Green is not a bad actor. He is himself and yet he is playing a version of himself. I enjoyed that the character is an ordinary guy who happens to have a bit of talent behind the camera. When he speaks, we believe that he loves horror movies and everything about it, from behind-the-scenes makeup application, actually shooting a scene, to looking at potential scenes that could make it onto the final cut. For a person who leaves and breathes horror, it is most curious that Green’s film lacks something special.
Part of the reason is its unwillingness to answer the obvious questions or to give the audiences exactly what they want. There is a hole in the ground that serves as an opening to a world of curious-looking monsters. The only time that we get to see inside is during the penultimate scene. Worse, shaky cam is employed to create a semblance of realism. Green writes and directs the film and it is most frustrating that we are not given the chance to see or experience the horrors that hide inside the portal. As time trickles away, so is our hope that the movie is going to get much better.
The material is unable to break out of its faux-documentary conceit. Horror is highly effective when it offers a lot surprises. Here, it appears as though the only neat trick involves Green’s self-awareness. Humor is sprinkled throughout but the freshness wears off quite quickly because there is a lack of balance between comedy and horror. We expect to be scared or be surprised, at least once in a while, but instead we are given dialogue that—though it sounds realistic—doesn’t command intrigue. It feels and sounds flat, far from cinematic, neither visually nor emotionally engaging.
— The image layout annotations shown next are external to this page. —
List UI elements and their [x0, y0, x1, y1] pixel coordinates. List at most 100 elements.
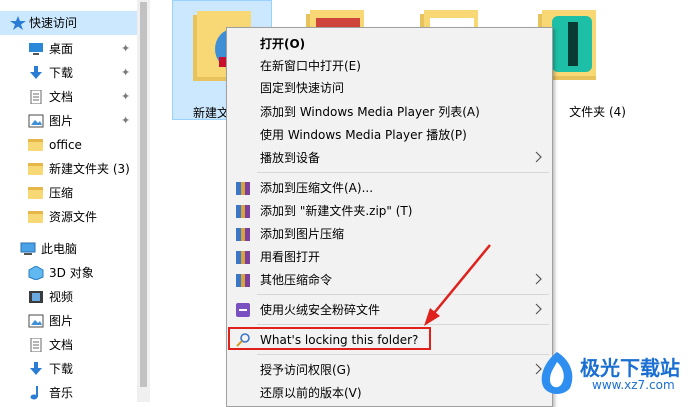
watermark-logo-icon — [541, 352, 573, 394]
sidebar-item-label: 音乐 — [49, 386, 74, 400]
sidebar-item-resources[interactable]: 资源文件 — [0, 205, 137, 229]
desktop-icon — [28, 42, 44, 56]
sidebar-scrollbar[interactable] — [137, 0, 150, 402]
menu-item-add-to-zip[interactable]: 添加到 "新建文件夹.zip" (T) — [227, 200, 552, 222]
sidebar-item-label: 图片 — [49, 114, 74, 128]
menu-item-open-new-window[interactable]: 在新窗口中打开(E) — [227, 55, 552, 77]
menu-item-label: 用看图打开 — [260, 250, 321, 264]
watermark: 极光下载站 www.xz7.com — [536, 348, 695, 402]
sidebar-item-videos[interactable]: 视频 — [0, 285, 137, 309]
sidebar-item-label: 下载 — [49, 66, 74, 80]
menu-item-label: 使用 Windows Media Player 播放(P) — [260, 128, 467, 142]
menu-item-add-wmp-list[interactable]: 添加到 Windows Media Player 列表(A) — [227, 101, 552, 123]
menu-item-label: 在新窗口中打开(E) — [260, 59, 361, 73]
picture-icon — [28, 114, 44, 128]
menu-item-add-image-compress[interactable]: 添加到图片压缩 — [227, 223, 552, 245]
folder-icon — [28, 186, 44, 200]
menu-item-label: 添加到 "新建文件夹.zip" (T) — [260, 204, 413, 218]
navigation-pane: 快速访问 桌面 ✦ 下载 ✦ 文档 ✦ 图片 ✦ office 新建文件夹 (3… — [0, 0, 150, 402]
menu-item-label: 授予访问权限(G) — [260, 363, 351, 377]
menu-item-label: 还原以前的版本(V) — [260, 386, 362, 400]
menu-item-cast-to-device[interactable]: 播放到设备 — [227, 147, 552, 169]
sidebar-item-compress[interactable]: 压缩 — [0, 181, 137, 205]
sidebar-item-documents[interactable]: 文档 ✦ — [0, 85, 137, 109]
sidebar-item-label: 图片 — [49, 314, 74, 328]
pin-icon[interactable]: ✦ — [121, 66, 130, 79]
sidebar-item-this-pc[interactable]: 此电脑 — [0, 237, 137, 261]
menu-item-huorong-shred[interactable]: 使用火绒安全粉碎文件 — [227, 299, 552, 321]
menu-separator — [257, 172, 549, 173]
sidebar-item-documents-pc[interactable]: 文档 — [0, 333, 137, 357]
sidebar-item-3d-objects[interactable]: 3D 对象 — [0, 261, 137, 285]
pin-icon[interactable]: ✦ — [121, 42, 130, 55]
3d-objects-icon — [28, 265, 44, 281]
chevron-right-icon — [535, 303, 542, 315]
menu-item-label: 添加到图片压缩 — [260, 227, 345, 241]
menu-item-add-to-archive[interactable]: 添加到压缩文件(A)... — [227, 177, 552, 199]
menu-item-open-with-viewer[interactable]: 用看图打开 — [227, 246, 552, 268]
sidebar-item-label: 此电脑 — [41, 242, 78, 256]
sidebar-item-label: 下载 — [49, 362, 74, 376]
sidebar-item-downloads-pc[interactable]: 下载 — [0, 357, 137, 381]
document-icon — [28, 337, 44, 353]
sidebar-item-music[interactable]: 音乐 — [0, 381, 137, 405]
winrar-icon — [236, 251, 250, 264]
winrar-icon — [236, 274, 250, 287]
menu-item-other-compress[interactable]: 其他压缩命令 — [227, 269, 552, 291]
menu-item-label: 添加到 Windows Media Player 列表(A) — [260, 105, 480, 119]
folder-icon — [28, 138, 44, 152]
menu-separator — [257, 294, 549, 295]
music-icon — [28, 386, 44, 400]
menu-item-play-wmp[interactable]: 使用 Windows Media Player 播放(P) — [227, 124, 552, 146]
sidebar-item-new-folder-3[interactable]: 新建文件夹 (3) — [0, 157, 137, 181]
download-icon — [28, 66, 44, 80]
winrar-icon — [236, 182, 250, 195]
sidebar-item-label: 视频 — [49, 290, 74, 304]
menu-item-label: 播放到设备 — [260, 151, 321, 165]
menu-separator — [257, 324, 549, 325]
watermark-title: 极光下载站 — [580, 356, 680, 380]
winrar-icon — [236, 205, 250, 218]
watermark-url: www.xz7.com — [592, 378, 675, 392]
huorong-icon — [236, 303, 250, 317]
sidebar-item-label: 3D 对象 — [49, 266, 94, 280]
computer-icon — [20, 242, 36, 256]
menu-separator — [257, 354, 549, 355]
menu-item-label: 添加到压缩文件(A)... — [260, 181, 374, 195]
document-icon — [28, 89, 44, 105]
sidebar-item-label: 快速访问 — [29, 16, 78, 30]
context-menu: 打开(O) 在新窗口中打开(E) 固定到快速访问 添加到 Windows Med… — [226, 27, 553, 407]
download-icon — [28, 362, 44, 376]
folder-icon — [28, 162, 44, 176]
sidebar-item-label: 新建文件夹 (3) — [49, 162, 130, 176]
folder-icon — [28, 210, 44, 224]
star-icon — [10, 16, 26, 30]
sidebar-item-label: 文档 — [49, 90, 74, 104]
picture-icon — [28, 314, 44, 328]
sidebar-item-pictures[interactable]: 图片 ✦ — [0, 109, 137, 133]
menu-item-restore-versions[interactable]: 还原以前的版本(V) — [227, 382, 552, 404]
menu-item-open[interactable]: 打开(O) — [227, 33, 552, 55]
menu-item-pin-quick-access[interactable]: 固定到快速访问 — [227, 77, 552, 99]
menu-item-label: 使用火绒安全粉碎文件 — [260, 303, 381, 317]
menu-item-label: 打开(O) — [260, 37, 306, 51]
sidebar-item-label: 压缩 — [49, 186, 74, 200]
video-icon — [28, 290, 44, 304]
pin-icon[interactable]: ✦ — [121, 114, 130, 127]
chevron-right-icon — [535, 151, 542, 163]
sidebar-item-office[interactable]: office — [0, 133, 137, 157]
annotation-highlight-box — [228, 327, 431, 350]
sidebar-item-pictures-pc[interactable]: 图片 — [0, 309, 137, 333]
sidebar-item-quick-access[interactable]: 快速访问 — [0, 11, 137, 35]
pin-icon[interactable]: ✦ — [121, 90, 130, 103]
sidebar-item-label: 资源文件 — [49, 210, 98, 224]
menu-item-label: 固定到快速访问 — [260, 81, 345, 95]
sidebar-item-desktop[interactable]: 桌面 ✦ — [0, 37, 137, 61]
sidebar-item-label: 桌面 — [49, 42, 74, 56]
winrar-icon — [236, 228, 250, 241]
menu-item-grant-access[interactable]: 授予访问权限(G) — [227, 359, 552, 381]
chevron-right-icon — [535, 273, 542, 285]
scrollbar-thumb[interactable] — [140, 2, 147, 387]
sidebar-item-downloads[interactable]: 下载 ✦ — [0, 61, 137, 85]
sidebar-item-label: office — [49, 138, 82, 152]
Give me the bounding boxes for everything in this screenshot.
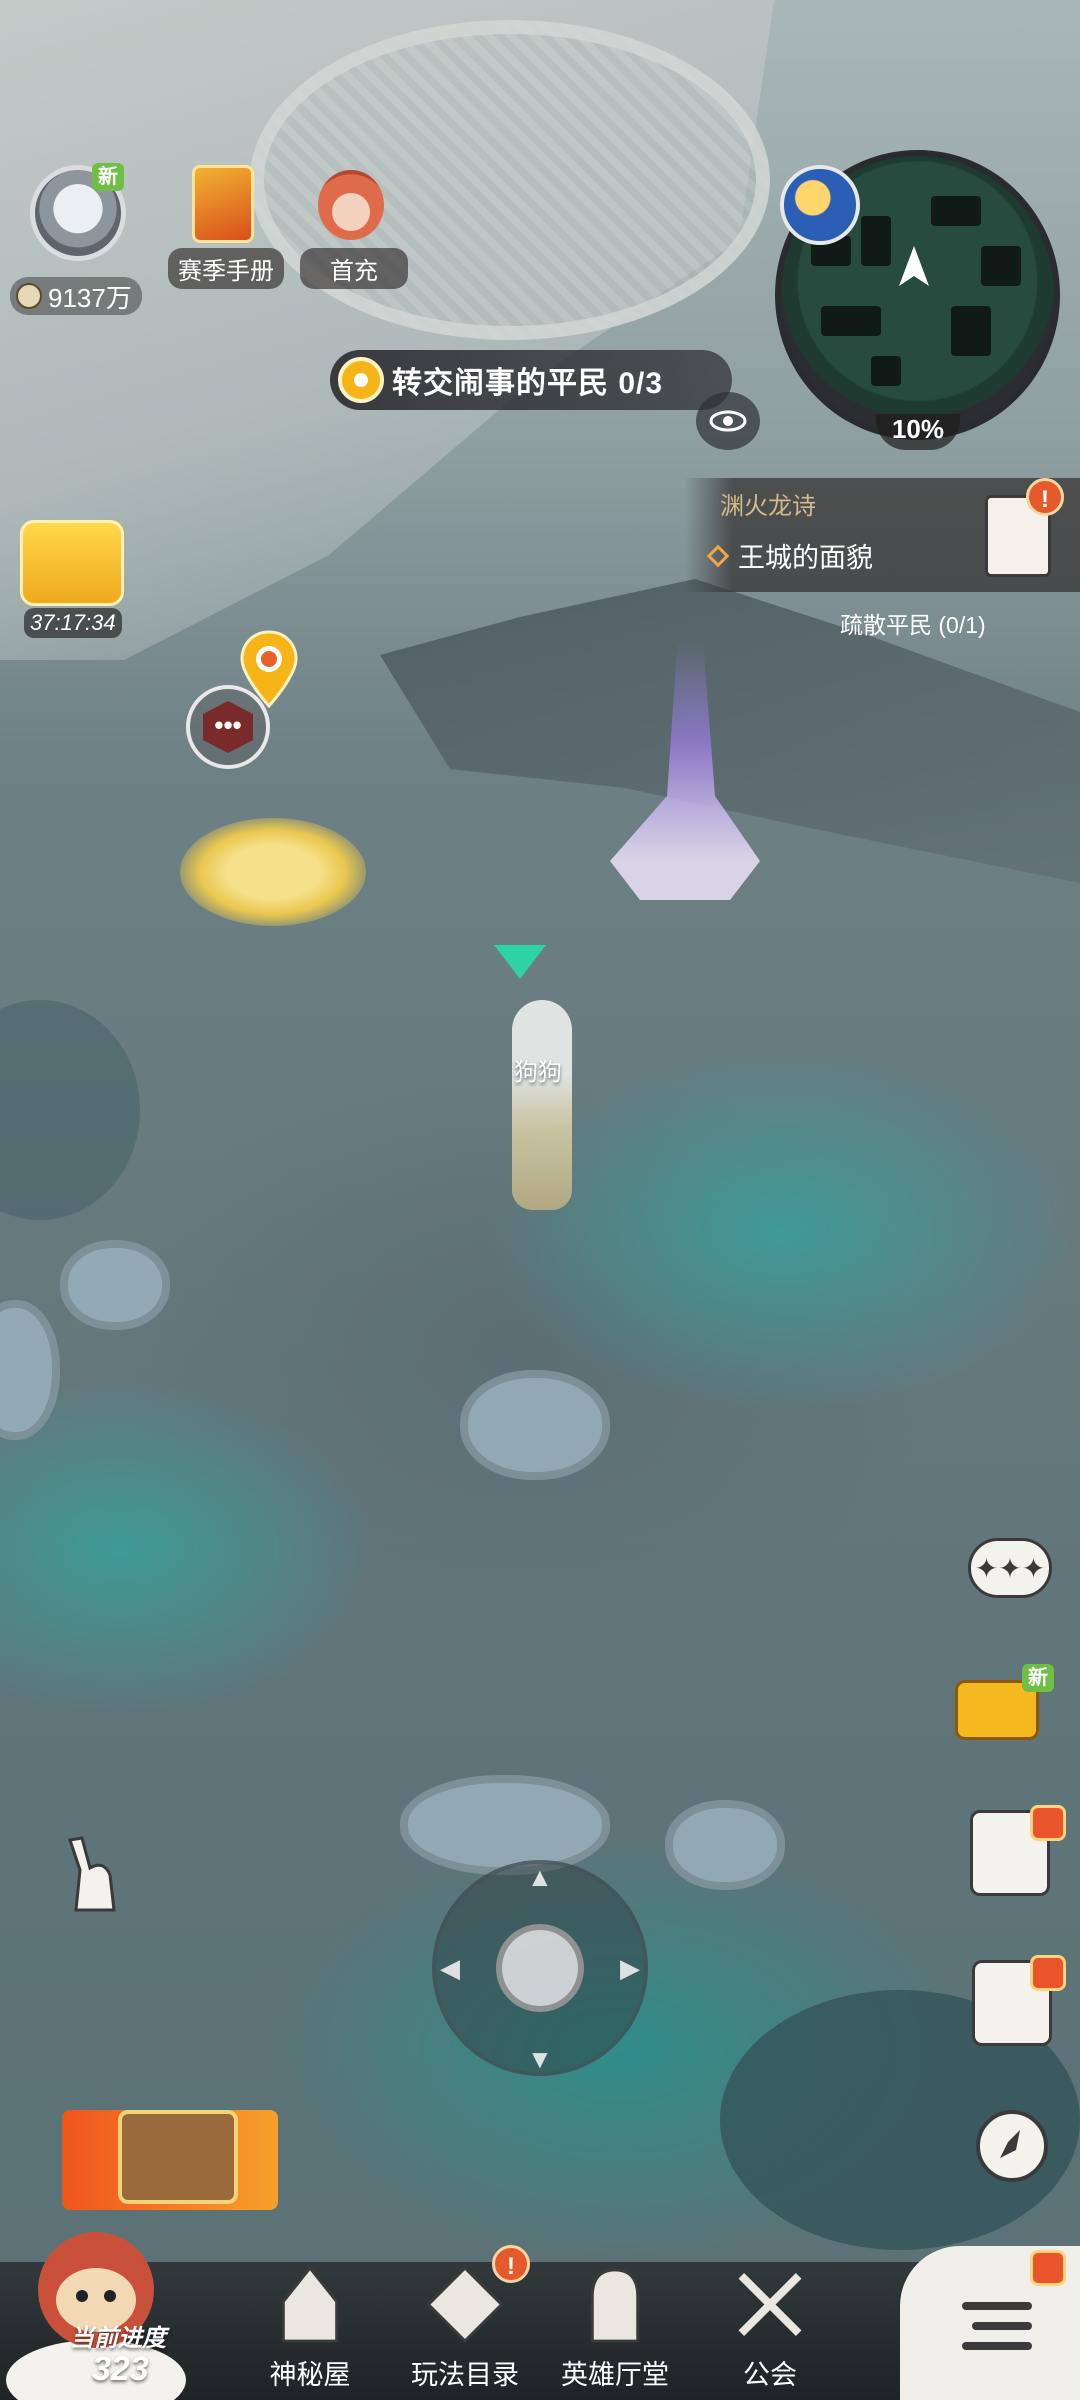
handbook-icon [192, 165, 254, 243]
main-task[interactable]: 王城的面貌 [706, 536, 873, 575]
nav-label: 玩法目录 [411, 2360, 519, 2390]
puddle [460, 1370, 610, 1480]
compass-button[interactable] [976, 2110, 1048, 2182]
currency-display[interactable]: 9137万 [10, 277, 142, 315]
menu-icon [962, 2302, 1032, 2350]
gift-icon [1030, 1805, 1066, 1841]
mystery-house-icon [281, 2265, 339, 2343]
quest-tracker[interactable]: 转交闹事的平民 0/3 [330, 350, 732, 410]
puddle [60, 1240, 170, 1330]
puddle [665, 1800, 785, 1890]
arrow-up-icon: ▲ [527, 1862, 553, 1892]
gold-chest-icon [20, 520, 124, 606]
quest-text: 转交闹事的平民 0/3 [392, 367, 664, 400]
reward-timer: 37:17:34 [24, 608, 122, 638]
view-toggle-button[interactable] [696, 392, 760, 450]
joystick-knob-boot-icon[interactable] [496, 1924, 584, 2012]
nav-label: 公会 [743, 2360, 797, 2390]
currency-amount: 9137万 [48, 282, 132, 313]
crossed-swords-icon [738, 2273, 802, 2336]
new-badge: 新 [1022, 1664, 1054, 1692]
day-night-icon[interactable] [780, 165, 860, 245]
progress-value: 323 [92, 2350, 149, 2388]
arrow-down-icon: ▼ [527, 2044, 553, 2074]
progress-label: 当前进度 [70, 2325, 166, 2352]
chat-bubble-icon: ✦✦✦ [974, 1552, 1046, 1584]
eye-icon [709, 410, 747, 432]
sub-task-text: 疏散平民 (0/1) [840, 612, 986, 638]
npc-dialog-icon: ••• [203, 701, 253, 753]
diamond-icon [706, 544, 730, 567]
emote-button[interactable] [60, 1830, 120, 1920]
season-handbook-button[interactable] [192, 165, 254, 243]
nav-label: 神秘屋 [269, 2360, 351, 2390]
arrow-left-icon: ◀ [440, 1953, 460, 1983]
nav-hero-hall[interactable]: 英雄厅堂 [545, 2262, 685, 2400]
alert-badge: ! [492, 2245, 530, 2283]
coin-icon [16, 283, 42, 309]
compass-icon [1000, 2130, 1020, 2158]
player-name: 狗狗 [514, 1059, 562, 1086]
arrow-right-icon: ▶ [620, 1953, 640, 1983]
dark-foliage [0, 1000, 140, 1220]
gift-icon [1030, 2250, 1066, 2286]
main-task-text: 王城的面貌 [738, 543, 873, 573]
player-character [512, 1000, 572, 1210]
puddle [0, 1300, 60, 1440]
task-chapter: 渊火龙诗 [720, 493, 816, 520]
quest-location-pin-icon [240, 630, 298, 708]
puddle [400, 1775, 610, 1875]
helmet-icon [590, 2268, 640, 2343]
nav-guild[interactable]: 公会 [700, 2262, 840, 2400]
season-handbook-label: 赛季手册 [168, 248, 284, 289]
gift-icon [1030, 1955, 1066, 1991]
nav-label: 英雄厅堂 [561, 2360, 669, 2390]
alert-badge: ! [1026, 478, 1064, 516]
location-pin-icon [338, 357, 384, 403]
first-recharge-label: 首充 [300, 248, 408, 289]
character-face-icon [318, 170, 384, 240]
player-position-icon [899, 246, 929, 286]
chat-button[interactable]: ✦✦✦ [968, 1538, 1052, 1598]
first-recharge-button[interactable] [318, 170, 384, 240]
npc-highlight-ring [180, 818, 366, 926]
new-badge: 新 [92, 163, 124, 191]
nav-mystery-house[interactable]: 神秘屋 [240, 2262, 380, 2400]
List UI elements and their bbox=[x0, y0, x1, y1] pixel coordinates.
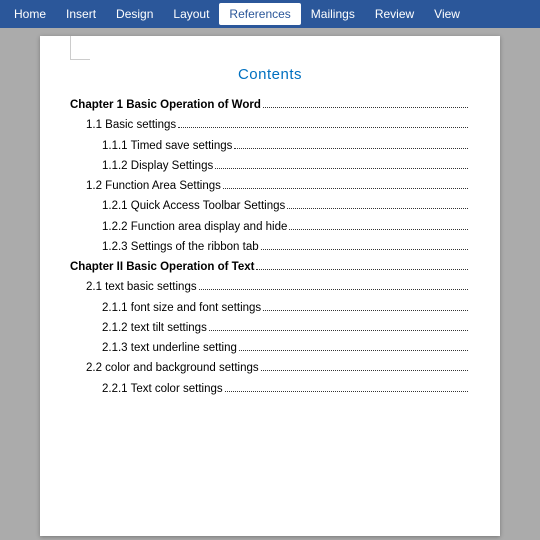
toc-dots bbox=[261, 370, 468, 371]
menu-item-layout[interactable]: Layout bbox=[163, 3, 219, 25]
toc-entry-label: 2.1.3 text underline setting bbox=[102, 340, 237, 357]
toc-entry-label: 2.1.2 text tilt settings bbox=[102, 320, 207, 337]
toc-dots bbox=[199, 289, 468, 290]
toc-dots bbox=[209, 330, 468, 331]
page-corner-fold bbox=[70, 36, 90, 60]
document-page: Contents Chapter 1 Basic Operation of Wo… bbox=[40, 36, 500, 536]
menu-bar: HomeInsertDesignLayoutReferencesMailings… bbox=[0, 0, 540, 28]
toc-dots bbox=[256, 269, 468, 270]
toc-container: Chapter 1 Basic Operation of Word 1.1 Bas… bbox=[70, 97, 470, 398]
toc-entry: 1.2.1 Quick Access Toolbar Settings bbox=[70, 198, 470, 215]
toc-entry-label: 2.1.1 font size and font settings bbox=[102, 300, 261, 317]
toc-entry: 1.1.1 Timed save settings bbox=[70, 138, 470, 155]
menu-item-review[interactable]: Review bbox=[365, 3, 424, 25]
toc-dots bbox=[225, 391, 468, 392]
menu-item-home[interactable]: Home bbox=[4, 3, 56, 25]
toc-entry-label: 1.2.1 Quick Access Toolbar Settings bbox=[102, 198, 285, 215]
toc-dots bbox=[223, 188, 468, 189]
menu-item-design[interactable]: Design bbox=[106, 3, 163, 25]
toc-entry: 2.1 text basic settings bbox=[70, 279, 470, 296]
toc-entry: 1.1 Basic settings bbox=[70, 117, 470, 134]
toc-dots bbox=[289, 229, 468, 230]
toc-entry-label: 1.2.2 Function area display and hide bbox=[102, 219, 287, 236]
toc-entry: Chapter 1 Basic Operation of Word bbox=[70, 97, 470, 114]
toc-dots bbox=[261, 249, 468, 250]
toc-entry-label: 2.1 text basic settings bbox=[86, 279, 197, 296]
toc-entry-label: 1.1.2 Display Settings bbox=[102, 158, 213, 175]
toc-dots bbox=[263, 310, 468, 311]
toc-entry: 1.2 Function Area Settings bbox=[70, 178, 470, 195]
menu-item-insert[interactable]: Insert bbox=[56, 3, 106, 25]
toc-entry: 2.2.1 Text color settings bbox=[70, 381, 470, 398]
toc-entry-label: 2.2 color and background settings bbox=[86, 360, 259, 377]
toc-entry-label: 1.2.3 Settings of the ribbon tab bbox=[102, 239, 259, 256]
toc-entry: 2.1.1 font size and font settings bbox=[70, 300, 470, 317]
toc-entry: 2.1.3 text underline setting bbox=[70, 340, 470, 357]
toc-entry-label: 1.1 Basic settings bbox=[86, 117, 176, 134]
toc-entry-label: 1.1.1 Timed save settings bbox=[102, 138, 232, 155]
menu-item-references[interactable]: References bbox=[219, 3, 300, 25]
toc-dots bbox=[215, 168, 468, 169]
toc-entry-label: 1.2 Function Area Settings bbox=[86, 178, 221, 195]
toc-entry: 1.2.2 Function area display and hide bbox=[70, 219, 470, 236]
toc-entry-label: Chapter 1 Basic Operation of Word bbox=[70, 97, 261, 114]
document-area: Contents Chapter 1 Basic Operation of Wo… bbox=[0, 28, 540, 540]
toc-entry: 1.1.2 Display Settings bbox=[70, 158, 470, 175]
menu-item-mailings[interactable]: Mailings bbox=[301, 3, 365, 25]
toc-dots bbox=[239, 350, 468, 351]
toc-dots bbox=[263, 107, 468, 108]
toc-entry-label: Chapter II Basic Operation of Text bbox=[70, 259, 254, 276]
toc-dots bbox=[178, 127, 468, 128]
toc-title: Contents bbox=[70, 66, 470, 83]
toc-entry: 1.2.3 Settings of the ribbon tab bbox=[70, 239, 470, 256]
toc-dots bbox=[234, 148, 468, 149]
toc-entry: 2.1.2 text tilt settings bbox=[70, 320, 470, 337]
toc-dots bbox=[287, 208, 468, 209]
toc-entry: Chapter II Basic Operation of Text bbox=[70, 259, 470, 276]
toc-entry: 2.2 color and background settings bbox=[70, 360, 470, 377]
toc-entry-label: 2.2.1 Text color settings bbox=[102, 381, 223, 398]
menu-item-view[interactable]: View bbox=[424, 3, 470, 25]
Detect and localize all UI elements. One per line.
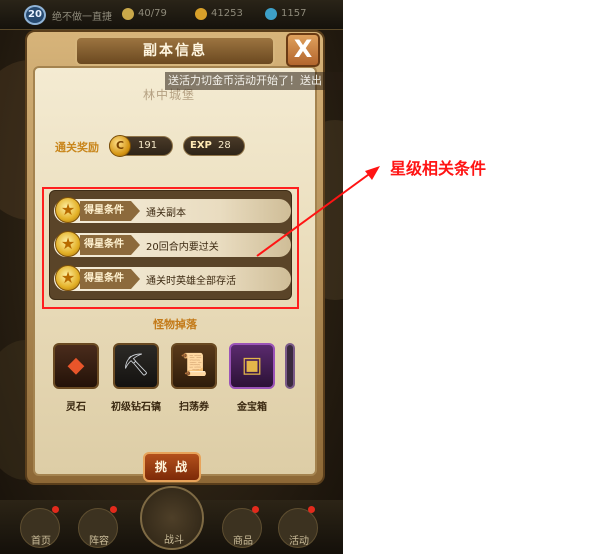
stage: 20 绝不做一直捷 40/79 41253 1157 副本信息 X 林中城堡 通…: [0, 0, 599, 554]
annotation-arrow: [256, 166, 380, 257]
annotation-label: 星级相关条件: [390, 159, 487, 178]
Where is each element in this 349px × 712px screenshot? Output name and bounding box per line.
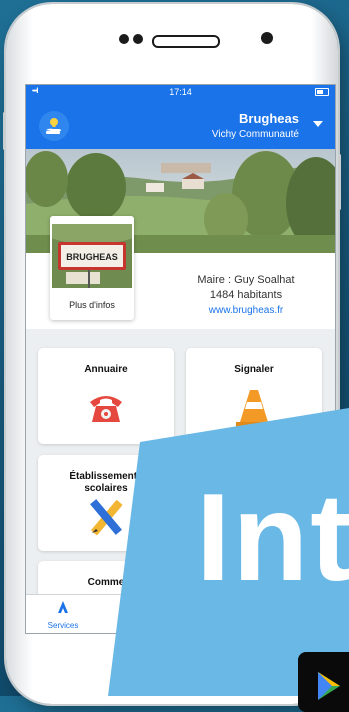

“Digging Up the Marrow” is bottom-of-the-barrel stuff. From someone who wrote and directed “Hatchet” and “Frozen,” we should at least feel a modicum of effort emanating from the screen. Without Green’s name attached to the film, one might have guessed that this effort would have been from a first-time would-be writer-director who doesn’t really have the passion for making horror films but decided to make one anyway because it is cheap to make.